This codebase contains all produced material for Ema Demir’s research project on Swedish school discourse in a political setting from 1962 to 2023. Here, we have created the tools to study the semantic shift on lexical units related to schools.
We do this by producing multiple vector representation of political text data using fastText embeddings, which is an extension of the word2vec model. We divide the data into buckets representing a time period. The periods at hands are chosen using two different approaches:
A theory driven approach of five buckets that are motivated by real world events (political decisions, school reforms etc). These events are better explained by Ema Demir herself. The periods are as follows:
- 1962-1967
- 1968-1980
- 1981-1991
- 1992-2011
- 2012-2023
Regular intervals à 5 years:
- 1962-1967
- 1968-1973
- 1974-1979
- 1980-1985
- 1986-1991
- 1992-1997
- 1998-2003
- 2004-2009
- 2010-2015
- 2016-2023
The political time buckets are also paired with what we might call control data, i.e newspaper texts from the corresponding time periods. These serve as kind of a control group in our experiments. KBLab has an ongoing collaboration with Språkbanken Text where we are training newspaper text representations for Språkbanken to be used in research. Therefore, we have been able to use these embeddings as well. They were trained by Justyna Sikora at KBLab with data sampled from the four biggest newspapers during the 1962-2021 (data from 2022 and 2023 were not available for this dataset). Note that data is sampled from the newspapers, making the underlying corpus slightly smaller than the political corpus. This can be adjusted at a later time if it turns out to be a problem. Under directory documentation, you’ll find a CSV with vector representation sizes in megabytes (MB).
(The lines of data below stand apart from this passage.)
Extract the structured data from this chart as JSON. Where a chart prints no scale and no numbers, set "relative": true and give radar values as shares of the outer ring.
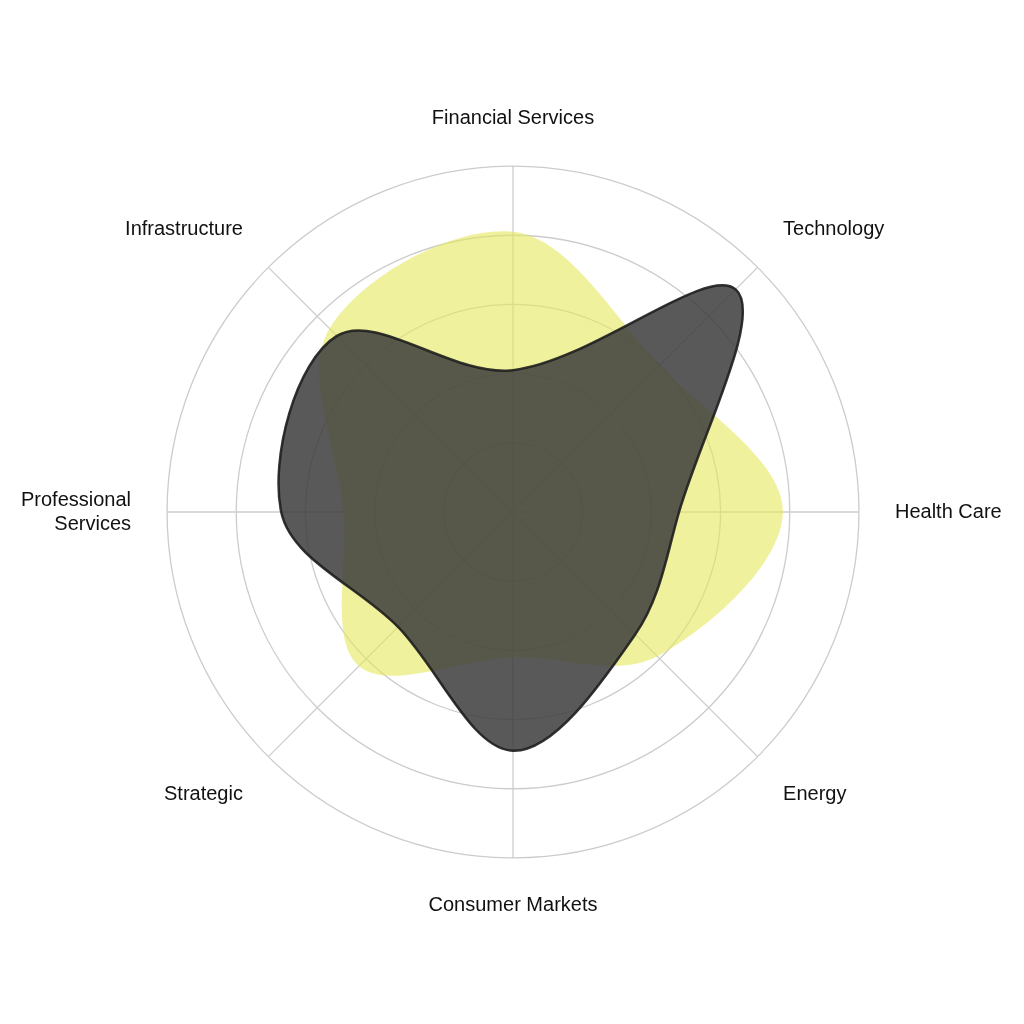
{
  "chart_data": {
    "type": "radar",
    "relative": true,
    "categories": [
      "Financial Services",
      "Technology",
      "Health Care",
      "Energy",
      "Consumer Markets",
      "Strategic",
      "Professional Services",
      "Infrastructure"
    ],
    "series": [
      {
        "color": "#e6e85a",
        "values": [
          0.81,
          0.6,
          0.78,
          0.59,
          0.42,
          0.63,
          0.49,
          0.75
        ]
      },
      {
        "color": "#3c3c3c",
        "values": [
          0.41,
          0.91,
          0.48,
          0.5,
          0.69,
          0.47,
          0.67,
          0.72
        ]
      }
    ],
    "grid": true,
    "legend": false
  }
}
The core idea of the research methodology is to be able to compare the semantic shift of words and phrases using models with text representation based on data from different periods of time. We do this by creating fastText
vector representations of the texts. There are other available models, but we chose fastText in part because of KBLab’s collaboration with Språkbanken but also because of the user-friendly interface. Text representations are created using fastText implementation in gensim. It is a fast C implementation of fastText with a Python interface. Gensim offers a streamlined training option with fewer options and parameters to control the training process, which has both pros and cons. This reduces flexibility but simplifies usages, which in this specific application is an attractive feature. For example, it allows easy loading and offers compatibility with other gensim functionalities.
Gensim’s implementation of fastText also extends beyond the original Facebook implementation by providing some additional functionality. For example, it includes methods for miscellaneous similarity queries. Another motivation is the fact that the gensim implementation is widely used in the Python ecosystem.
A detailed description of the process can be found in documentation/process.md.
fastText is a vector embedding model for representing and understanding text. It captures semantic meaning of words while considering morphological variations.
A key aspect of fastText are subword embeddings. Not only does fastText capture semantic meaning of lexical units like words, but it also considers subword information, making it effective for handling features such as prefixes, suffixes and out-of-vocabulary words. fastText does this by breaking words down into subword units called character n-grams. These character n-grams can be as short as a single character or as long as the whole word. By considering these subword units, fastText is able to learn representations for words that contain similar character sequences, even if they are morphologically different.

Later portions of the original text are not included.